In un’intervista rilasciata a La Gazzetta del Mezzogiorno, Patruno ha risposto con fermezza a chi ha criticato la sua scelta di entrare in politica dopo anni di ruolo tecnico nella pubblica amministrazione. “Questa visione – ha spiegato – appartiene a chi considera la politica qualcosa di sporco. Io penso invece che il lavoro svolto in questi anni abbia un alto valore politico, perché serve a migliorare la qualità della vita delle persone. Ho avuto un incarico temporaneo, fiduciario, e ho raggiunto tutti i risultati richiesti dall’amministrazione”.
“Un miliardo e 600 milioni investiti per la Puglia”
Patruno rivendica i risultati conseguiti nel suo decennio di direzione del dipartimento: “Abbiamo investito un miliardo e 600 milioni di euro di fondi strutturali europei, spesi tutti nei tempi stabiliti.
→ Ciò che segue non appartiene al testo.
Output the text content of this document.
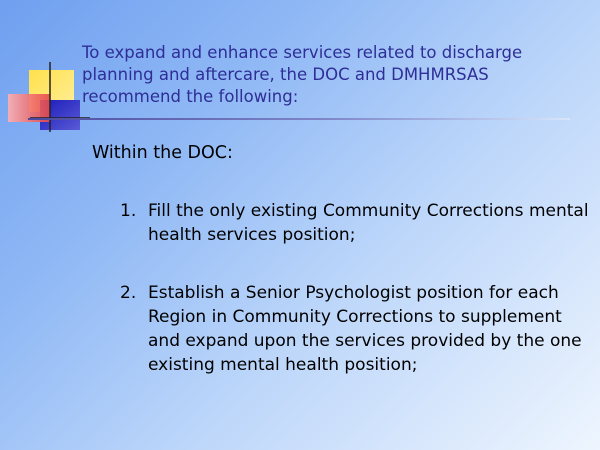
To expand and enhance services related to discharge planning and aftercare, the DOC and DMHMRSAS recommend the following:
Within the DOC:
1. Fill the only existing Community Corrections mental health services position;
2. Establish a Senior Psychologist position for each Region in Community Corrections to supplement and expand upon the services provided by the one existing mental health position;
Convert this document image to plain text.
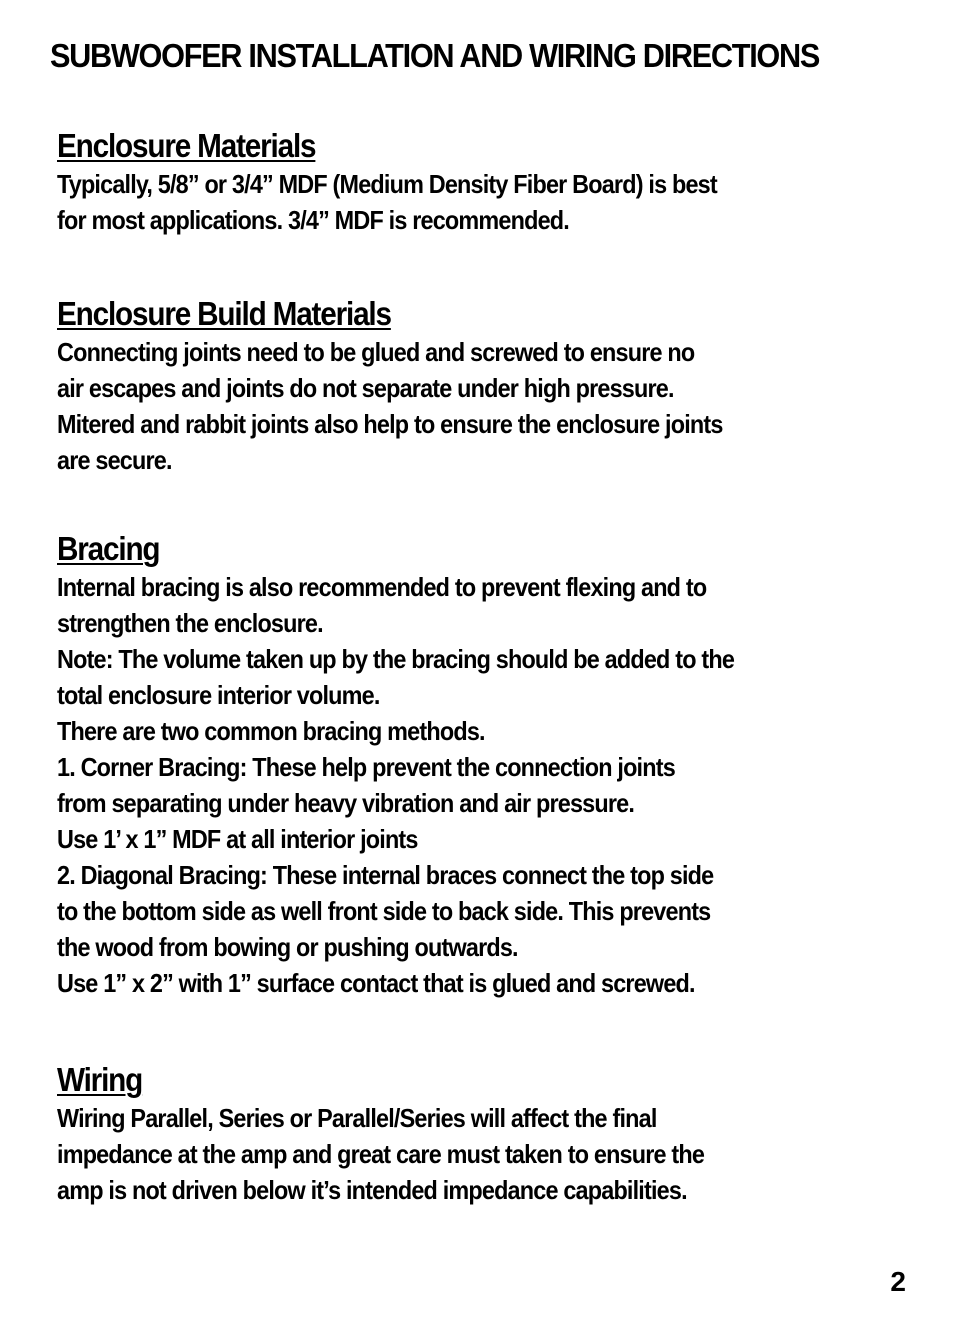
SUBWOOFER INSTALLATION AND WIRING DIRECTIONS
Enclosure Materials
Typically, 5/8” or 3/4” MDF (Medium Density Fiber Board) is best
for most applications. 3/4” MDF is recommended.
Enclosure Build Materials
Connecting joints need to be glued and screwed to ensure no
air escapes and joints do not separate under high pressure.
Mitered and rabbit joints also help to ensure the enclosure joints
are secure.
Bracing
Internal bracing is also recommended to prevent flexing and to
strengthen the enclosure.
Note: The volume taken up by the bracing should be added to the
total enclosure interior volume.
There are two common bracing methods.
1. Corner Bracing: These help prevent the connection joints
from separating under heavy vibration and air pressure.
Use 1’ x 1” MDF at all interior joints
2. Diagonal Bracing: These internal braces connect the top side
to the bottom side as well front side to back side. This prevents
the wood from bowing or pushing outwards.
Use 1” x 2” with 1” surface contact that is glued and screwed.
Wiring
Wiring Parallel, Series or Parallel/Series will affect the final
impedance at the amp and great care must taken to ensure the
amp is not driven below it’s intended impedance capabilities.
2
È diritto di ogni cittadino – soprattutto di chi ama la propria terra – mettersi a disposizione attraverso la politica, che non è una cosa sporca ma una cosa bellissima, se vissuta al servizio della comunità”.
L’ex dirigente racconta anche la genesi della sua candidatura: “È nata in venti giorni, prima era necessario chiudere alcuni progetti. Sono stato contattato direttamente dal presidente Giuseppe Conte”.
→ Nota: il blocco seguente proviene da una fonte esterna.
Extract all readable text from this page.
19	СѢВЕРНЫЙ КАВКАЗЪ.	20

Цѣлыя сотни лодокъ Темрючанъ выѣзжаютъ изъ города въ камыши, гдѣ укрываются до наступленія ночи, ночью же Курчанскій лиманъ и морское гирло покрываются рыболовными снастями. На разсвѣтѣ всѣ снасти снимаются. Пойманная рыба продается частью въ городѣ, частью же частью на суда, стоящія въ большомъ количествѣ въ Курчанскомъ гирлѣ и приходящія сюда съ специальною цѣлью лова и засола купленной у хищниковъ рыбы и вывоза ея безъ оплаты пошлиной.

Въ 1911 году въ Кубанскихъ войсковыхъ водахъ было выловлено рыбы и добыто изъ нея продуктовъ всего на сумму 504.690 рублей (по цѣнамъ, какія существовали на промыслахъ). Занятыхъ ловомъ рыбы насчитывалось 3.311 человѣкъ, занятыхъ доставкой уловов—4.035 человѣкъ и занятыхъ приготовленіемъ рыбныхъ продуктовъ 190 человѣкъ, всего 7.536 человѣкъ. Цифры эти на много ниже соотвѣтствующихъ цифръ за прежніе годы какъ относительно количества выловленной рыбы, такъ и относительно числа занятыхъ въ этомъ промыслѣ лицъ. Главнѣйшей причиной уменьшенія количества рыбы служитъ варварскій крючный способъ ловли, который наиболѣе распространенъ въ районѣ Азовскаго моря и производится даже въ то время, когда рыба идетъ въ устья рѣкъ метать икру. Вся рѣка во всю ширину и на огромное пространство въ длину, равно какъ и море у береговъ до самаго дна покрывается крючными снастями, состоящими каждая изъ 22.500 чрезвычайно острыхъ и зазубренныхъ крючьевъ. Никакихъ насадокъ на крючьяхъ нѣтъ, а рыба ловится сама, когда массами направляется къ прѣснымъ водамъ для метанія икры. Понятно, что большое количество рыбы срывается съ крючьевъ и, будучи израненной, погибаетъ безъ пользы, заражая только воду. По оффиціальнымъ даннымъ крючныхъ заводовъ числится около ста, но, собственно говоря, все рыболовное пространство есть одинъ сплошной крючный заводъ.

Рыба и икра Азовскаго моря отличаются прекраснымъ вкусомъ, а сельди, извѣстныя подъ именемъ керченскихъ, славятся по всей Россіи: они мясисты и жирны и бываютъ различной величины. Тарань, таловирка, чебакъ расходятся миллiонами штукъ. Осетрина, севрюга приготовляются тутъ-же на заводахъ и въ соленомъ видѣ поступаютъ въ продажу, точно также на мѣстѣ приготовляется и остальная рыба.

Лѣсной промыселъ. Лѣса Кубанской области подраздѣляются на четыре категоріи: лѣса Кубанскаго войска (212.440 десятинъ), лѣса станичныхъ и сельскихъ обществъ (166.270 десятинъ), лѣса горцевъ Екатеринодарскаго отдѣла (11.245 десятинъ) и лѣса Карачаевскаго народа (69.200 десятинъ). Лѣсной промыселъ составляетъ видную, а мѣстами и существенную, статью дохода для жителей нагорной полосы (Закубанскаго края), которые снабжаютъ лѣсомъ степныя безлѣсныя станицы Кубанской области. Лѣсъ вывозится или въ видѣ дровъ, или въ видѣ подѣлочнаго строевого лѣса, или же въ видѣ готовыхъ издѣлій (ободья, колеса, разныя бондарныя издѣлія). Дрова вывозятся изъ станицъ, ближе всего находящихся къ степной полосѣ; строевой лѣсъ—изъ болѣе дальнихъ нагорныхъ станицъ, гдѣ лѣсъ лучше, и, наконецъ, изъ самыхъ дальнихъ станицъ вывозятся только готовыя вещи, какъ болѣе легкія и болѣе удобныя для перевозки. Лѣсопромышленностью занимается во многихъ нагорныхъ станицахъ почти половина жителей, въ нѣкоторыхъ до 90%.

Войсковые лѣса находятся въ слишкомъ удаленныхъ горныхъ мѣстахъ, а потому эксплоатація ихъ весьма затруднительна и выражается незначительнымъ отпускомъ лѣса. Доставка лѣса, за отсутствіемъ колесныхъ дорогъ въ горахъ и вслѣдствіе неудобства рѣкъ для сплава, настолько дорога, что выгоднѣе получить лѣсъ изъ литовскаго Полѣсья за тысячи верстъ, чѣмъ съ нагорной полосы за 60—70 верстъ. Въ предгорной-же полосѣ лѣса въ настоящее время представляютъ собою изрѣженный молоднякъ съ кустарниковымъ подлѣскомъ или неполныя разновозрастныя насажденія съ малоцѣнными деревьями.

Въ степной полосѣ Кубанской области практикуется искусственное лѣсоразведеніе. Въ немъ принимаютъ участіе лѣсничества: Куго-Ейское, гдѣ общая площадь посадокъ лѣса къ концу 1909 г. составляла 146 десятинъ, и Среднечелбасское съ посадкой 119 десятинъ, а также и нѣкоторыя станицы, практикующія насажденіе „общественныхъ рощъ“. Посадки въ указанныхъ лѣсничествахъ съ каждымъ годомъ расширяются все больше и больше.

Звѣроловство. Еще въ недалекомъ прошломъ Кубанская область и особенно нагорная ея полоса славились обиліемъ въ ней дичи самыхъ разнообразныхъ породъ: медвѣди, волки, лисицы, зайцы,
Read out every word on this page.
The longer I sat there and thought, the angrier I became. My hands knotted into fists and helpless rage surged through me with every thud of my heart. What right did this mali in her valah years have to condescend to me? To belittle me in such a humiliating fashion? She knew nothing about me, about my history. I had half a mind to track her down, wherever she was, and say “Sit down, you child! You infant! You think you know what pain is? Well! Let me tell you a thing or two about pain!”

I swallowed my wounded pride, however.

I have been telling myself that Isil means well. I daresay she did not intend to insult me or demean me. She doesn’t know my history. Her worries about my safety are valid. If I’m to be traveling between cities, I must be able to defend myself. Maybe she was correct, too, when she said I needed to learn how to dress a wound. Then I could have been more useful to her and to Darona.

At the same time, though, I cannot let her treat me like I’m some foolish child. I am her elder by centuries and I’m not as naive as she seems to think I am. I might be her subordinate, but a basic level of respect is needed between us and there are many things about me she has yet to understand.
“Proseguire il lavoro su cultura e turismo”
Nel suo programma, Patruno punta a dare continuità all’impegno portato avanti in questi anni. “Voglio proseguire il lavoro dedicato alla valorizzazione della cultura e del turismo come asset strategici per un nuovo modello di sviluppo. Dobbiamo qualificare l’offerta della Puglia rafforzando infrastrutture, servizi, competenze professionali e organizzazione”.
Tra le priorità, la necessità di contrastare lo spopolamento e il calo demografico, temi che Patruno definisce “l’emergenza del prossimo futuro”. “Bisogna trattenere i giovani sul territorio e attrarre quelli di altre regioni – afferma – costruendo una Puglia in cui valga la pena restare”.
“Apulia Film Commission continuerà a sostenere il settore”
Un passaggio anche sulla manovra finanziaria del governo, che prevede tagli ai fondi per l’audiovisivo: “Nonostante tutto – promette Patruno – Apulia Film Commission continuerà a svolgere il suo lavoro a supporto delle imprese e dei professionisti del settore. Il cinema e le produzioni audiovisive sono strumenti potenti di crescita culturale ed economica per la Puglia”.